Divergent Transcriptional Architectures Beyond Core CAM Genes in Facultative and Constitutive CAM Species in Tillandsia L.

Crassulacean acid metabolism (CAM) is a water-efficient photosynthetic strategy involving a coordinated suite of complex traits including metabolic, anatomical and regulatory aspects that shift across the diel cycle. While CAM has evolved repeatedly in land plants, the evolutionary routes enabling this convergence remain elusive. Whereas the same core CAM (de)carboxylation genes are consistently involved, a key question is whether distinct CAM phenotypes also depend on a shared set of auxiliary genes, reflecting a quantitative continuum of expression, or whether they can instead emerge through divergent or redundant peripheral solutions. The bromeliad subgenus Tillandsia, with diverse photosynthetic strategies, offers an ideal system to explore this question.
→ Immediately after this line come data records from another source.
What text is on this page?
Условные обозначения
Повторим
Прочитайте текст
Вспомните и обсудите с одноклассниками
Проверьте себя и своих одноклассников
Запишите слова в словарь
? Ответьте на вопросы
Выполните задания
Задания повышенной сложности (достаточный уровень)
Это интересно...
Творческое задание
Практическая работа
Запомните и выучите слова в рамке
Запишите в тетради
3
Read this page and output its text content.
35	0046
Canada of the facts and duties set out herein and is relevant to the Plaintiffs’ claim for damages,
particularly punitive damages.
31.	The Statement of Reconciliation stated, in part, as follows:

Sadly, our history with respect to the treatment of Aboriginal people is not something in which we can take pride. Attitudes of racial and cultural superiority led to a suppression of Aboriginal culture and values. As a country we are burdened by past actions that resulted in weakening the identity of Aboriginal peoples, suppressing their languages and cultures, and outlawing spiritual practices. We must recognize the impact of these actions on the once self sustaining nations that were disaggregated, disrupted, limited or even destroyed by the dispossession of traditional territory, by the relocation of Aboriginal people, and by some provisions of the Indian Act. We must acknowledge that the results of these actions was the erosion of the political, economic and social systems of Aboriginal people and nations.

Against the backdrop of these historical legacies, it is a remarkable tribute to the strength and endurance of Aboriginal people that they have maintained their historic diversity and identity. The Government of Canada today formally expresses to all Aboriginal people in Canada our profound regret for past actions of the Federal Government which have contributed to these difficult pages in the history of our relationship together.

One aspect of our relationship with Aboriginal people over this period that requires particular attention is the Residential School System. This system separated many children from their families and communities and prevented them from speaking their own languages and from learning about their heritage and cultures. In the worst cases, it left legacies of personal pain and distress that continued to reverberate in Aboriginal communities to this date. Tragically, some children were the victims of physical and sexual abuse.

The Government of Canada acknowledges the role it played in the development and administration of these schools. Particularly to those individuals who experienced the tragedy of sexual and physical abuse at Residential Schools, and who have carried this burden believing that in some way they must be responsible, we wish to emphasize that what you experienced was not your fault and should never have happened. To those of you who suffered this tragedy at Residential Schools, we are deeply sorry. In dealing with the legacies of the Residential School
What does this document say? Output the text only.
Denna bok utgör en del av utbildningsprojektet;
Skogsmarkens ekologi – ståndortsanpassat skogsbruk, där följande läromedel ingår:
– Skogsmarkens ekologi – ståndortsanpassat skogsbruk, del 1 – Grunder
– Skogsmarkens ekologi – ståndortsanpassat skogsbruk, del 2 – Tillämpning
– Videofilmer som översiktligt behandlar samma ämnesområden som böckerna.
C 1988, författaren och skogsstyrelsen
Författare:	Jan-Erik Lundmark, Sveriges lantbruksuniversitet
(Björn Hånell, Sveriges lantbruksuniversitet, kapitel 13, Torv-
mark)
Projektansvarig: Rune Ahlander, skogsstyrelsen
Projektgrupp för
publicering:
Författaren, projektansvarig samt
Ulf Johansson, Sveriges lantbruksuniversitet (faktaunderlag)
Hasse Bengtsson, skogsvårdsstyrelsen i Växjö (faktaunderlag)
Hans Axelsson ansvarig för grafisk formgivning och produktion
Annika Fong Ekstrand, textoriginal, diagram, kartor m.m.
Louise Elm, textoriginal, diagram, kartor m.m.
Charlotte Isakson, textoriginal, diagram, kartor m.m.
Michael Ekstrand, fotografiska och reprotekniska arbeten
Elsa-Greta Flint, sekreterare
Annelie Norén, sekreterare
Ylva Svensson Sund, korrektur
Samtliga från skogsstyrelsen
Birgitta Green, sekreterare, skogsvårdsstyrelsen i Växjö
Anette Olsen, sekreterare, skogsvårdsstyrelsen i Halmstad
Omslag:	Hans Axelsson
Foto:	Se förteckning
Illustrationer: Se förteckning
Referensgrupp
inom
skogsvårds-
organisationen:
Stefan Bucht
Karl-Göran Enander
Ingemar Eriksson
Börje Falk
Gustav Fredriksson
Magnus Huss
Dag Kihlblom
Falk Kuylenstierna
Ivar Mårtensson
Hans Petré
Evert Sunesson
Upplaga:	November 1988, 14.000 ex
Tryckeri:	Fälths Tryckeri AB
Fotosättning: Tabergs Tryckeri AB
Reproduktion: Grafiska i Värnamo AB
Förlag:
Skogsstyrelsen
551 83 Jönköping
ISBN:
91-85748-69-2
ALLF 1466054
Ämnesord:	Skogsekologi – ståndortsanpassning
Using physiological and transcriptomic analyses of well-watered and water-limited accessions of two closely related species, we characterised facultative and constitutive CAM. By comparing orthologous gene expression and orthogroup recruitment, we found that while both species performed CAM upon water-withholding, transcriptional shifts in pathways related to stomatal movement, sugar/malate transport, aquaporins and starch metabolism showed minimal overlap. Core enzymes involved in the CAM (de)carboxylation cycle exhibited broadly shared expression patterns, yet the facultative CAM species uniquely upregulated PPC2 at night instead of the canonical CAM-related PEPC ortholog PPC1. Our study reveals that, while the expression of certain core CAM enzymes is conserved, the surrounding transcriptional architecture can differ substantially even between closely related species. This supports a model in which CAM evolves through a mosaic recruitment of functionally equivalent, yet nonorthologous genes—underscoring its flexible and modular genetic architecture. These insights advance our understanding of the mechanisms enabling the repeated evolution of CAM and its capacity to facilitate adaptive diversification.